Figure 5. Bottom-up saliency of the target sequence increases for higher target frequencies.

(A) Behavioral and neural responses (MEG experiment C, N = 12) as a function of target frequency. In the left panel, the red/orange line corresponds to behavioral and neural responses for the target task with respect to the low and high target frequency. In the left panel dark/light blue corresponds to behavioral and neural responses for the masker task. Error hull represent 1 SEM. (B) Correlation of the behavioral and neural responses as a function of target frequency. The ratio of the neural to behavioral response differences as a function of target frequency is averaged across participants. A mean slope angle of 42.4° for target (left plot) task and −29.8° for masker (right plot) task (yellow line) were obtained in this analysis. As detailed in Methods, the slope angle corresponds to the strength of correlation between neural and behavioral data.
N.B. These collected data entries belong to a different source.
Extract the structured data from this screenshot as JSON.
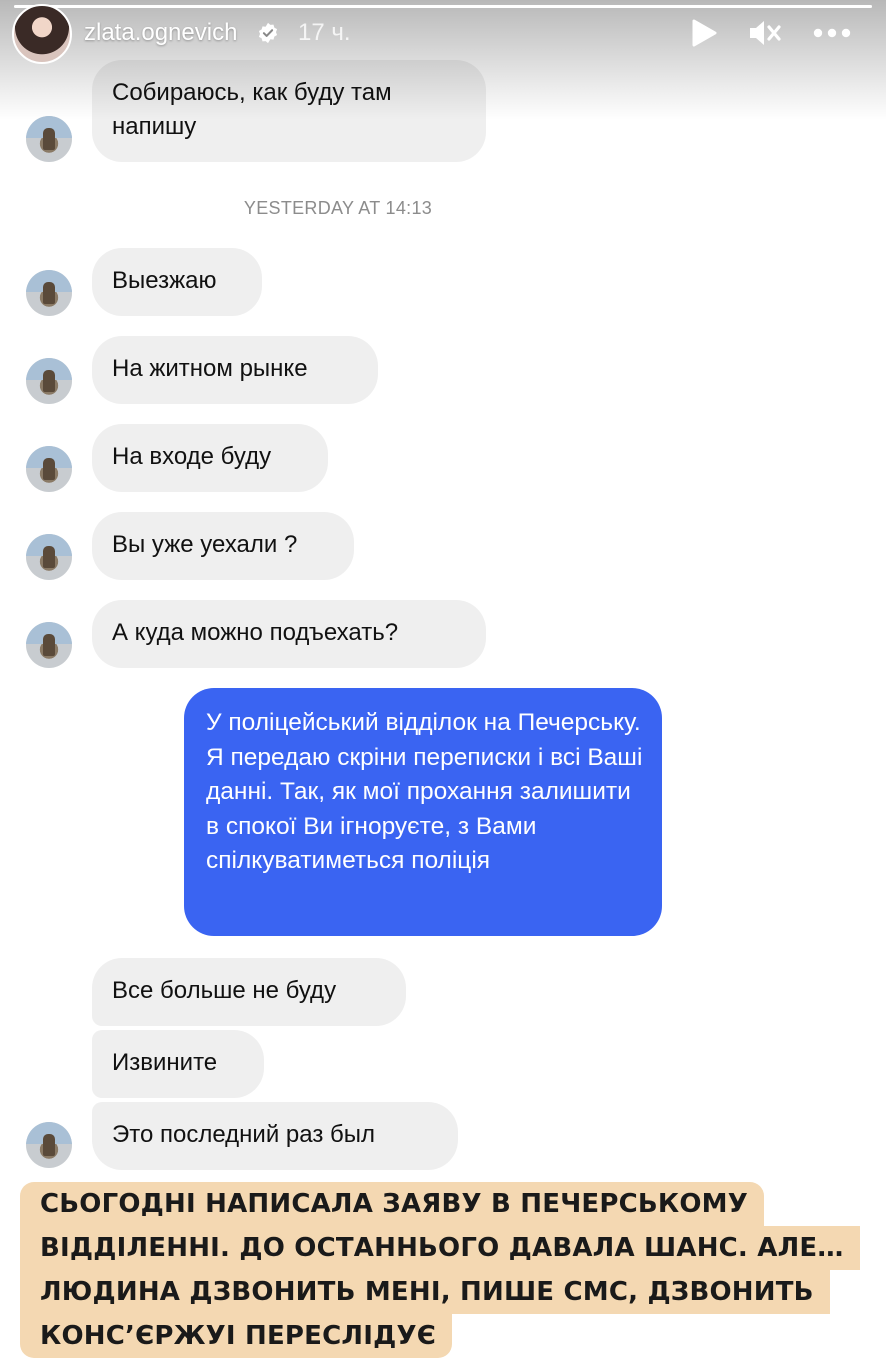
{
  "story": {
    "username": "zlata.ognevich",
    "time_ago": "17 ч.",
    "progress": 1.0,
    "accent_colors": {
      "outgoing_bubble": "#3a64f2",
      "incoming_bubble": "#efefef",
      "caption_bg": "#f4d8b2"
    },
    "icons": [
      "verified-badge-icon",
      "play-icon",
      "mute-icon",
      "more-icon"
    ]
  },
  "chat": {
    "timestamp": "YESTERDAY AT 14:13",
    "messages": [
      {
        "side": "in",
        "text": "Собираюсь, как буду там напишу"
      },
      {
        "side": "in",
        "text": "Выезжаю"
      },
      {
        "side": "in",
        "text": "На житном рынке"
      },
      {
        "side": "in",
        "text": "На входе буду"
      },
      {
        "side": "in",
        "text": "Вы уже уехали ?"
      },
      {
        "side": "in",
        "text": "А куда можно подъехать?"
      },
      {
        "side": "out",
        "text": "У поліцейський відділок на Печерську. Я передаю скріни переписки і всі Ваші данні. Так, як мої прохання залишити в спокої Ви ігноруєте, з Вами спілкуватиметься поліція"
      },
      {
        "side": "in",
        "text": "Все больше не буду"
      },
      {
        "side": "in",
        "text": "Извините"
      },
      {
        "side": "in",
        "text": "Это последний раз был"
      }
    ]
  },
  "caption": {
    "lines": [
      "СЬОГОДНІ НАПИСАЛА ЗАЯВУ В ПЕЧЕРСЬКОМУ",
      "ВІДДІЛЕННІ. ДО ОСТАННЬОГО ДАВАЛА ШАНС. АЛЕ…",
      "ЛЮДИНА ДЗВОНИТЬ МЕНІ, ПИШЕ СМС, ДЗВОНИТЬ",
      "КОНС’ЄРЖУІ ПЕРЕСЛІДУЄ"
    ]
  }
}
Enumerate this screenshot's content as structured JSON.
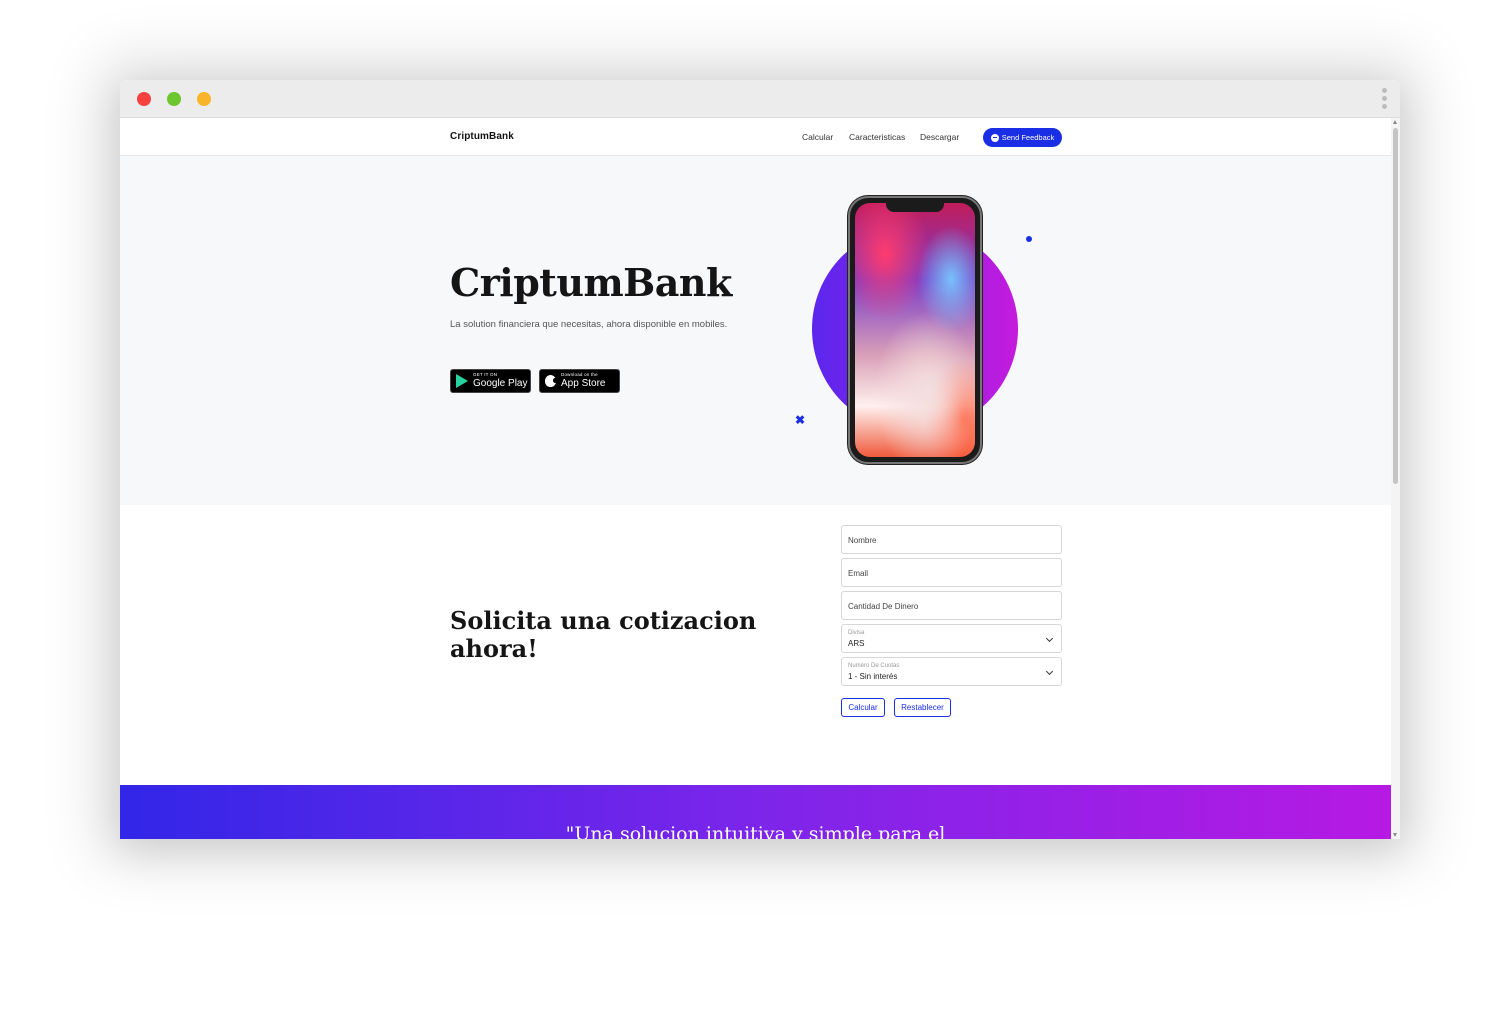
{
  "nav": {
    "brand": "CriptumBank",
    "links": [
      "Calcular",
      "Caracteristicas",
      "Descargar"
    ],
    "feedback_label": "Send Feedback"
  },
  "hero": {
    "title": "CriptumBank",
    "subtitle": "La solution financiera que necesitas, ahora disponible en mobiles.",
    "google_play": {
      "small": "GET IT ON",
      "big": "Google Play"
    },
    "app_store": {
      "small": "Download on the",
      "big": "App Store"
    }
  },
  "quote_form": {
    "title": "Solicita una cotizacion ahora!",
    "nombre_placeholder": "Nombre",
    "email_placeholder": "Email",
    "cantidad_placeholder": "Cantidad De Dinero",
    "divisa_label": "Divisa",
    "divisa_value": "ARS",
    "cuotas_label": "Numero De Cuotas",
    "cuotas_value": "1 - Sin interés",
    "calcular_label": "Calcular",
    "restablecer_label": "Restablecer"
  },
  "testimonial": {
    "quote": "\"Una solucion intuitiva y simple para el"
  },
  "colors": {
    "accent": "#1a2ee6",
    "gradient_start": "#3226e8",
    "gradient_end": "#b61ae3"
  }
}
Bootstrap estimates (overlying green lines) and their 95% confidence intervals (pink and blue background for the target and masker task, respectively) confirm the positive/negative correlations for target/masker task.

Figure 6. Stream formation recruits more widespread brain areas at the target sequence rate.

Power enhancement during the target task. The difference between the normalized neural responses in the target task versus the masker task (MEG experiment D, N = 12) shows a significant and highly precise enhancement at the frequency of the target sequence (7 Hz, circled in red). Error bars represent 1 SEM in each graph.